The Register-Star today reports what Gossips reported yesterday: Promise Neighborhood was gotten a reprieve. Not only that, the rent, which reportedly had previously been increased to $800 a month, has now been reduced to $650 a month for the rest of the year. It would seem that the hue and cry in response to Promise Neighborhood's imminent eviction has achieved the desired outcome. But what about the two minority owned and operated shops in the storefronts on the Warren Street side of the building? Their rents were going up, too, reportedly beyond what the business owners can afford. And what about the residential tenants in the buildings owned by Galvan Housing Resources?
Galvan special adviser Rick Scalera justified raising the rent on the commercial spaces in the building at Warren and South Second streets by saying it was the only way to keep the apartment rents low, but it seems Galvan Housing Resources may be raising residential rents in some of its other buildings. (According to a statement made by T. Eric Galloway and quoted in Register-Star, Galvan Housing Resources has "150 affordable housing units.") A comment made on this blog claims that the rent on an apartment in a building owned by Galvan Housing Resources on North Third Street is going from $200 a month to $900 a month. Granted, $200 a month seems like a ridiculously low rent, but, if this is true, how many people could afford a rent increase that is four and a half times what they are currently paying?

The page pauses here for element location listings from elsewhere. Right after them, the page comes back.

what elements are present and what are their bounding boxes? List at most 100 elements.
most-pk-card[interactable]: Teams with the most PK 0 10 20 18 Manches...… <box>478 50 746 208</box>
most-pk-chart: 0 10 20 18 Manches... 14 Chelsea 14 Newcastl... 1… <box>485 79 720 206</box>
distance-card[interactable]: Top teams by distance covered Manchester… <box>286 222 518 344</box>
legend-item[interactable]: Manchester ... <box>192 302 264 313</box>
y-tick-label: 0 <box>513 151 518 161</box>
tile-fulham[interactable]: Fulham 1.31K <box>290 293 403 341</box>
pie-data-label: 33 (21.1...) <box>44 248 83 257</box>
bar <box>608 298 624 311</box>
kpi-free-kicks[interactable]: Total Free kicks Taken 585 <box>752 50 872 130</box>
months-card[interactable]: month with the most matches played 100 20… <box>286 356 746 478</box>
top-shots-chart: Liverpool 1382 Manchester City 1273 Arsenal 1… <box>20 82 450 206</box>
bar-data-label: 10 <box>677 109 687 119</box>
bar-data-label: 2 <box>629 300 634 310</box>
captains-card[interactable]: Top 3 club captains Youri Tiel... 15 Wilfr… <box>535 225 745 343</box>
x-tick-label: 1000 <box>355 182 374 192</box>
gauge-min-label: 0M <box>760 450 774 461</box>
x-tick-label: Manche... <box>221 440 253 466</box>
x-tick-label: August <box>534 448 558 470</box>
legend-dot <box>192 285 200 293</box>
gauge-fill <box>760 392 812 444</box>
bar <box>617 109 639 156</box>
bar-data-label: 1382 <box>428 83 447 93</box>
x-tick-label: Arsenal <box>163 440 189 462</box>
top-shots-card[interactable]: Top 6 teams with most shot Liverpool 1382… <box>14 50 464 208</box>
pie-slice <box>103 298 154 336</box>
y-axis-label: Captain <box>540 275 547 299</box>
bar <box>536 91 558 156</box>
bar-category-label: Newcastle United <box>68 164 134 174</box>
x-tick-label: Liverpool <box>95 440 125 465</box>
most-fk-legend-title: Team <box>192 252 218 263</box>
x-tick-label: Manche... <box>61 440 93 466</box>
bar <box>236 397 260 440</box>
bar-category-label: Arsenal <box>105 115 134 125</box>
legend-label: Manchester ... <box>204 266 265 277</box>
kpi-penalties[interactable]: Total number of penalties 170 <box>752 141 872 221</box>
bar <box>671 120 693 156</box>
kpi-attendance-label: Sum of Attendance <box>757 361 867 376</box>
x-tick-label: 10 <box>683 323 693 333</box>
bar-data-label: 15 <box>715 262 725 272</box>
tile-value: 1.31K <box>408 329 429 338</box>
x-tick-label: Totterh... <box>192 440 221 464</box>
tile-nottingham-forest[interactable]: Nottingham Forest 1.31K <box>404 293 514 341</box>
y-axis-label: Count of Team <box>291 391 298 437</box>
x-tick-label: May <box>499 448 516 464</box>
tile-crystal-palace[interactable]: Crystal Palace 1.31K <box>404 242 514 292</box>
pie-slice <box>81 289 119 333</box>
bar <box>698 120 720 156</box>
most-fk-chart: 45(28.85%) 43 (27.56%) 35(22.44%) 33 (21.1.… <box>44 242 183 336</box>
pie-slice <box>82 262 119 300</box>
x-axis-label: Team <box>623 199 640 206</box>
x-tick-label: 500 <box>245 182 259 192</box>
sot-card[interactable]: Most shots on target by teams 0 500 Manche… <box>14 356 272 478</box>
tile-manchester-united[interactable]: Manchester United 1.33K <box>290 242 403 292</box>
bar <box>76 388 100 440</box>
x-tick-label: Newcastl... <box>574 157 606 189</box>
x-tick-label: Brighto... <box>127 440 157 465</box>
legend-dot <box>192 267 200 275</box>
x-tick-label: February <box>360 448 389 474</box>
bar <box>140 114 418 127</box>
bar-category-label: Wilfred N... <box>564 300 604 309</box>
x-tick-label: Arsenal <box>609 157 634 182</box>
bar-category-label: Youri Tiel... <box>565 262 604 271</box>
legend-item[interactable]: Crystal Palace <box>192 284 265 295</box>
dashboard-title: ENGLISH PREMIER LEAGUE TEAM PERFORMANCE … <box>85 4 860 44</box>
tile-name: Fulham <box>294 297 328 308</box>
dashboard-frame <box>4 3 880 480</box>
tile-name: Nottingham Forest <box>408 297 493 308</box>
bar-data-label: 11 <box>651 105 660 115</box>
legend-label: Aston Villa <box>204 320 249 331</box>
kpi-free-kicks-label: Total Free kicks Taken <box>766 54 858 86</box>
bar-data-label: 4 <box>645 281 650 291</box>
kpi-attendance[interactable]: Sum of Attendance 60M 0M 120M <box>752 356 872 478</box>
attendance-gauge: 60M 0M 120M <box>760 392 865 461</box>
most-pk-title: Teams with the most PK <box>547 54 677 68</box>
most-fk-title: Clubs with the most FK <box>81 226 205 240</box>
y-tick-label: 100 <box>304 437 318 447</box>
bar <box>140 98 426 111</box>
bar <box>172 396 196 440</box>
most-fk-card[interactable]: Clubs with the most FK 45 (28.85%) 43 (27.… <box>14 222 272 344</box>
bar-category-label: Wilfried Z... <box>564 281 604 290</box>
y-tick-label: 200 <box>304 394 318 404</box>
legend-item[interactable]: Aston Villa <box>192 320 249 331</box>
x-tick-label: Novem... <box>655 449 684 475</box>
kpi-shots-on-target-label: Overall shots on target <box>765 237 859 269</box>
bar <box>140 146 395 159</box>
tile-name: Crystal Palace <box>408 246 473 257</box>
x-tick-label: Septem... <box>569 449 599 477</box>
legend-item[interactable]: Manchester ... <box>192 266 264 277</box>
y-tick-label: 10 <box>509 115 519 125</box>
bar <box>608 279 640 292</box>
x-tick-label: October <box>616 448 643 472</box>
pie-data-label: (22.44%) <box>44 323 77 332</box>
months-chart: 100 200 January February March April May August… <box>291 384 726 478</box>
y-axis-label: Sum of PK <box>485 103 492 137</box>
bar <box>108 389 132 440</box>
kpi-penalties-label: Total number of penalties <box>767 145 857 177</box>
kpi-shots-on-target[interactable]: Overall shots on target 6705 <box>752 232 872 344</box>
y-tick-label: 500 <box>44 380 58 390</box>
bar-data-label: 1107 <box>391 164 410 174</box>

Housing Resources has had a history of fiscal woes. An audit conducted in 2007 by NeighborWorks America, the organization that chartered Housing Resources in 1996, discovered "poor board oversight and accounting deficiencies." In 2009, Housing Resources owed the City of Hudson nearly $35,000 in unpaid water and sewer bills. In August 2010, when Kevin O'Neill was replaced as executive director by Stephanie Lane, who had been deputy executive director, Scalera, who has then mayor, told the Register-Star, "They owe years of water and sewer bills. They owe a large loan [to Hudson Community Development & Planning Agency] they haven't made payments on in a couple years." After five years and a shift of focus--from developing affordable housing to "housing counseling, asset management, affordable rental, home improvement, financial literacy, and home buyer education," Housing Resources, before merging with the Galvan Initiatives Foundation, is alleged to have been operating at an annual loss of $100,000, and Galvan put up $700,000 to bail them out.
Obviously something has to be done to keep Housing Resources solvent and sustainable. The organization provides valuable services to the residents of Hudson. But suddenly quadrupling rents, if indeed that is what is happening, seems not quite the right thing for a not-for-profit whose mission has always been to assist low to moderate-income residents with their housing needs and whose properties are listed as "Wholly Exempt" in the 2015 Final Tax Assessment Roll (see pages 417-419).